L’azienda: così rischiamo il fallimento

Polizia provinciale controlla il sansificio «Impianto spento»

PESCARA. Il sansificio è spento. La conferma arriva dalla polizia provinciale che ieri ha fatto un sopralluogo all’impianto di strada vicinale Torretta per verificare la provenienza della puzza....

PESCARA. Il sansificio è spento. La conferma arriva dalla polizia provinciale che ieri ha fatto un sopralluogo all’impianto di strada vicinale Torretta per verificare la provenienza della puzza. Puzza che da alcuni giorni viene segnalata di nuovo da cittadini e associazioni ambientaliste.

«Con sicurezza possiamo affermare», ha detto il comandante della polizia provinciale Giulio Honorati, «che almeno da ieri mattina (martedì, ndr) ad oggi (ieri) l’impianto è rimasto spento. I controlli continueranno periodicamente e a sorpresa». Honorati ha poi lanciato un appello ai cittadini. «L’importante», ha affermato, «è che chi sospetta l’avvenuta accensione dell’impianto chiami immediatamente le forze dell’ordine».

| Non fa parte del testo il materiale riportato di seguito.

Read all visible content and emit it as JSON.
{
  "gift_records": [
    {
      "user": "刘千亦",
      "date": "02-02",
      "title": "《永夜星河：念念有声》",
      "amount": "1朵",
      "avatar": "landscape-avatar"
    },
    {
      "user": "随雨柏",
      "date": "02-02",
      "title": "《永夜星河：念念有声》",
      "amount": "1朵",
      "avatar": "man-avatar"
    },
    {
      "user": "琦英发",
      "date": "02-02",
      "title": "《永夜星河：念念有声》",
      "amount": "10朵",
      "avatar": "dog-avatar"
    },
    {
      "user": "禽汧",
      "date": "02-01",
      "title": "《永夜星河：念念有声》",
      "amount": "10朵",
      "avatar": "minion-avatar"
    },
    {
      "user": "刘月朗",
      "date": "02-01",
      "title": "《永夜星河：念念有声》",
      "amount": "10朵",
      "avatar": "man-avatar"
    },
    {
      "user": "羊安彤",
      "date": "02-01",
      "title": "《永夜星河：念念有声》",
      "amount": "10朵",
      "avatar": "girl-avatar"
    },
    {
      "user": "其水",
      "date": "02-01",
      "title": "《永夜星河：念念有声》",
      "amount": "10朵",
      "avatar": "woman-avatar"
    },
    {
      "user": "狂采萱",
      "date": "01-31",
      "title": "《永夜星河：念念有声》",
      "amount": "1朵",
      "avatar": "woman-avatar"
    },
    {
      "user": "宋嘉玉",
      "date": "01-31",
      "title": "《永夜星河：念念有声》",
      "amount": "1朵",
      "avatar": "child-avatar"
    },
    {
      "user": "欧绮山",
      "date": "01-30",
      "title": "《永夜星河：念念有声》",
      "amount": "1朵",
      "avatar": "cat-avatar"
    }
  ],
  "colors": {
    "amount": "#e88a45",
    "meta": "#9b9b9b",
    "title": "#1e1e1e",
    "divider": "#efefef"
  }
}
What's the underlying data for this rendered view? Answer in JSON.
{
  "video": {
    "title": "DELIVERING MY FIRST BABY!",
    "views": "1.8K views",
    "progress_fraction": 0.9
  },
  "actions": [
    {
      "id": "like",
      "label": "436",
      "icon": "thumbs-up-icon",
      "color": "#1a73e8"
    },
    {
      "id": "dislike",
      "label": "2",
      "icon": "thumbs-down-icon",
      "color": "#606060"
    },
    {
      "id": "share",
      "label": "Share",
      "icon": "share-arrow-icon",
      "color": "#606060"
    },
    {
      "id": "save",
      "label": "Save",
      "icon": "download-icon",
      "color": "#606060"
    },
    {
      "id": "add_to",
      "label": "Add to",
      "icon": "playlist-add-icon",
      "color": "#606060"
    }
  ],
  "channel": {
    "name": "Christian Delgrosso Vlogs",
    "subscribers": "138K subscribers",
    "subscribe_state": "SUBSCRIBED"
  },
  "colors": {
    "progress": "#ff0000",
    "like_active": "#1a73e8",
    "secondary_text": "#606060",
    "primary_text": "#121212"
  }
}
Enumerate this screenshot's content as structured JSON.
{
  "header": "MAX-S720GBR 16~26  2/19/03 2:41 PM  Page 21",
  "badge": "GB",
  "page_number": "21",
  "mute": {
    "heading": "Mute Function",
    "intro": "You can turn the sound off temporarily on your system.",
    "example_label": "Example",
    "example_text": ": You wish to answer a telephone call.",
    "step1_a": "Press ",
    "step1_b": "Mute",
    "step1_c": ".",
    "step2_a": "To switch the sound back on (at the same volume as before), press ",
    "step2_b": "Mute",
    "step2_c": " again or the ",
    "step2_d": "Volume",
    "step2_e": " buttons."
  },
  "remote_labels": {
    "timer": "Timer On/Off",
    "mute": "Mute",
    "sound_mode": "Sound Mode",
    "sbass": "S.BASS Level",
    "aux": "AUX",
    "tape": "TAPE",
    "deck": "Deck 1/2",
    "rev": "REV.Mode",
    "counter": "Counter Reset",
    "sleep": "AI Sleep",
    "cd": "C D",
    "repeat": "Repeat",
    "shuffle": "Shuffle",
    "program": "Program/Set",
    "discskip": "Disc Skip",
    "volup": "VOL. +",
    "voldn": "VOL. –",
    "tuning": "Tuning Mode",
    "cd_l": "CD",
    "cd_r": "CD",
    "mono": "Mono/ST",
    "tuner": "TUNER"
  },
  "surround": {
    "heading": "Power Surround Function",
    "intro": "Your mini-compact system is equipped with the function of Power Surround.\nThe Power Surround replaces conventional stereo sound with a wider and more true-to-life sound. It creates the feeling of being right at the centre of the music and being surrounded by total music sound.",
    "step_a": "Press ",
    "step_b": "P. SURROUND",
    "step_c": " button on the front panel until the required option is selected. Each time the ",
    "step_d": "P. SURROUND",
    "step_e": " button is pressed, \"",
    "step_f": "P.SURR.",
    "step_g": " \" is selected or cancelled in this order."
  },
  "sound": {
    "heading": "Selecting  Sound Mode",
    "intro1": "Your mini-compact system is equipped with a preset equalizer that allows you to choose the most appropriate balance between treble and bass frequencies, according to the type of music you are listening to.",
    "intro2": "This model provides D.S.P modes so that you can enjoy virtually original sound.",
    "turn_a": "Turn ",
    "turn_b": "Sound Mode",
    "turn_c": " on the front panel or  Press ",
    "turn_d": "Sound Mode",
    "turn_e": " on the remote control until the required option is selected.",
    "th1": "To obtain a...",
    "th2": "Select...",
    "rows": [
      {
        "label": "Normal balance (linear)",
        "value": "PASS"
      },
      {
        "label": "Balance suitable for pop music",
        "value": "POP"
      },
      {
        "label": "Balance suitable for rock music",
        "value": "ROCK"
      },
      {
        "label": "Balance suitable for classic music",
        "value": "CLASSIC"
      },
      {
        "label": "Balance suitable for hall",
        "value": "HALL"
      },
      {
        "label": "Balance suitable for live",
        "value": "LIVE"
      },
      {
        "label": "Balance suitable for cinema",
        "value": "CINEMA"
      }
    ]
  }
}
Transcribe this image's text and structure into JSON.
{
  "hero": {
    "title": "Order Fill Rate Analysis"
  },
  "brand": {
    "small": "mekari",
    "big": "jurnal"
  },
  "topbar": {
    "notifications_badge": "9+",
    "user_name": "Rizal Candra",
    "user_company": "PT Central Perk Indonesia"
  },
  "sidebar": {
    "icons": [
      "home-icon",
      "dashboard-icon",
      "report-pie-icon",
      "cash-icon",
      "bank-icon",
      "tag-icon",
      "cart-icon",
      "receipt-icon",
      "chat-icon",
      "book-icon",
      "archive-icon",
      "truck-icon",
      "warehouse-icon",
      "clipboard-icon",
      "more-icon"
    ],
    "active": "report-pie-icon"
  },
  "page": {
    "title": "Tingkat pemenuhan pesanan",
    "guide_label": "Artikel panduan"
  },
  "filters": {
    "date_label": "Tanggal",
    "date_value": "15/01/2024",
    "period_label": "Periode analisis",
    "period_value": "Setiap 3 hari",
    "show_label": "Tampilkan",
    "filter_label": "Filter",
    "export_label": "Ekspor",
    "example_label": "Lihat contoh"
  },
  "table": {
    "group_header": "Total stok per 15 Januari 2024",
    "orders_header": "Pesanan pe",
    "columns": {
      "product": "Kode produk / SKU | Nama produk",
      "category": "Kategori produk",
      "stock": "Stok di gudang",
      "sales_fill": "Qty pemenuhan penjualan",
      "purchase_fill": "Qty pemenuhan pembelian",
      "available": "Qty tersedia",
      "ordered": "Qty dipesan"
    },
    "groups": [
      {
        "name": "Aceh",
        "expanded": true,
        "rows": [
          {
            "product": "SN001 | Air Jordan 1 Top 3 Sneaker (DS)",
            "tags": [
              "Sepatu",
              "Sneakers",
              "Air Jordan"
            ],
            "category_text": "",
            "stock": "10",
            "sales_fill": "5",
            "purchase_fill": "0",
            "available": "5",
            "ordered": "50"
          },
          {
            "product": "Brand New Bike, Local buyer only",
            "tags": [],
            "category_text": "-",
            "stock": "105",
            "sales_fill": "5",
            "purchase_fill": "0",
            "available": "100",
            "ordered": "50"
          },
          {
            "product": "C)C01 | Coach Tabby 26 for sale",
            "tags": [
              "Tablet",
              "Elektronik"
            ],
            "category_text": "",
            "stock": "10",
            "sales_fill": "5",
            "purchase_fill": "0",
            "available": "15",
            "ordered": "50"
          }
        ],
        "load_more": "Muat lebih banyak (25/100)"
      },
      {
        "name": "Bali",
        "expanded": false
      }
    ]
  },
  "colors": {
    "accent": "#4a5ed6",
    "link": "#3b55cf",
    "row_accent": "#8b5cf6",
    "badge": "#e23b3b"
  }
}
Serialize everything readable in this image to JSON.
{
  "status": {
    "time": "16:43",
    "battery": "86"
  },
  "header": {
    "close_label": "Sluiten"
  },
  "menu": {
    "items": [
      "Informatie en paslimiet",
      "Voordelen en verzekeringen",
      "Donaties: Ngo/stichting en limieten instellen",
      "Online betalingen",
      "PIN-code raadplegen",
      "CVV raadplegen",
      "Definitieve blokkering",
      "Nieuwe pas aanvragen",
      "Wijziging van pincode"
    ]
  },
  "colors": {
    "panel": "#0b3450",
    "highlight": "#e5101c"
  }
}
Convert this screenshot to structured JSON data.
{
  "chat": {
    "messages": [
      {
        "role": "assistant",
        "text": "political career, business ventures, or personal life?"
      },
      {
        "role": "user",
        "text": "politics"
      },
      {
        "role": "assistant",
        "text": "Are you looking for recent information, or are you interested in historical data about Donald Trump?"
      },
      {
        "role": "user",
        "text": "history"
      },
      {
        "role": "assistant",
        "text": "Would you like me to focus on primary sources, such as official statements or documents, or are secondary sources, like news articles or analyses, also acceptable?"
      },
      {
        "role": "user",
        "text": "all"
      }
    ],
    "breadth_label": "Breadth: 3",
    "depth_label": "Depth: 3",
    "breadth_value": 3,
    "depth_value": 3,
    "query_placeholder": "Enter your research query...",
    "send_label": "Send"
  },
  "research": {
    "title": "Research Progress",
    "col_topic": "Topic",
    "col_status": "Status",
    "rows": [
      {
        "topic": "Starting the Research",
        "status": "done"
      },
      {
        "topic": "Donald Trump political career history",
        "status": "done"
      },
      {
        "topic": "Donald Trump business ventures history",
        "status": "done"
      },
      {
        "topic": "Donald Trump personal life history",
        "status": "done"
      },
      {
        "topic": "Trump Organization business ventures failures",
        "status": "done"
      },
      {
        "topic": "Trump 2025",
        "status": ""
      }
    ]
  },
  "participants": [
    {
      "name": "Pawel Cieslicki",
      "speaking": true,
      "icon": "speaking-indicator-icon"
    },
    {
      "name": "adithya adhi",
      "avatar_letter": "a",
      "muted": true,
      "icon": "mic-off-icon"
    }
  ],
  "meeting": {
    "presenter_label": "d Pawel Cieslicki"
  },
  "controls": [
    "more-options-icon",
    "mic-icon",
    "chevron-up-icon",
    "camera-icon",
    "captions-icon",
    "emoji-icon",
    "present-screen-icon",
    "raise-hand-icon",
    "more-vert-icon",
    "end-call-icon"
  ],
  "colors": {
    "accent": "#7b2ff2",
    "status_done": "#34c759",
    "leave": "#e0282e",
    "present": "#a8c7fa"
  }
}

Intanto, ieri il titolare del sansificio Schiavone biocalore, Christian Schiavone, ha lanciato l’allarme. «Grazie al sindaco Marco Alessandrini e all’assurda burocrazia di questo Paese», ha fatto presente, «la nostra azienda sta per fallire e 20 famiglie resteranno senza reddito». Il riferimento del proprietario è all’ordinanza emanata dal sindaco il 2 aprile scorso per far sospendere l’attività del sansificio a seguito di presunti malori di alcuni dipendenti di Attiva, la municipalizzata che ha sede nelle vicinanze del sansificio. «Le abbiamo provate tutte», ha rivelato Schiavone, «abbiamo potenziato le strutture esistenti per abbattere le emissioni di fumo e, in accordo con Provincia e Arta, abbiamo dotato l’impianto di un sistema di abbattimento di nuova concezione (biofiltro) con un investimento di oltre 100mila euro, ma non è servito a niente. È bastato che un dipendente della società Attiva accusasse un malore per far chiudere l’attività. Il processo di essicazione della sansa è un processo naturale e non produce immissioni nocive. Noi non effettuiamo procedimenti chimici, né bruciamo sostanze. Abbiamo sollecitato il sindaco a rivedere la sua ordinanza, ma invano. Ricorreremo al Tar per far annullare un provvedimento assurdo e chiederemo al Comune i danni per la forzata chiusura dello stabilimento». (a.ben.)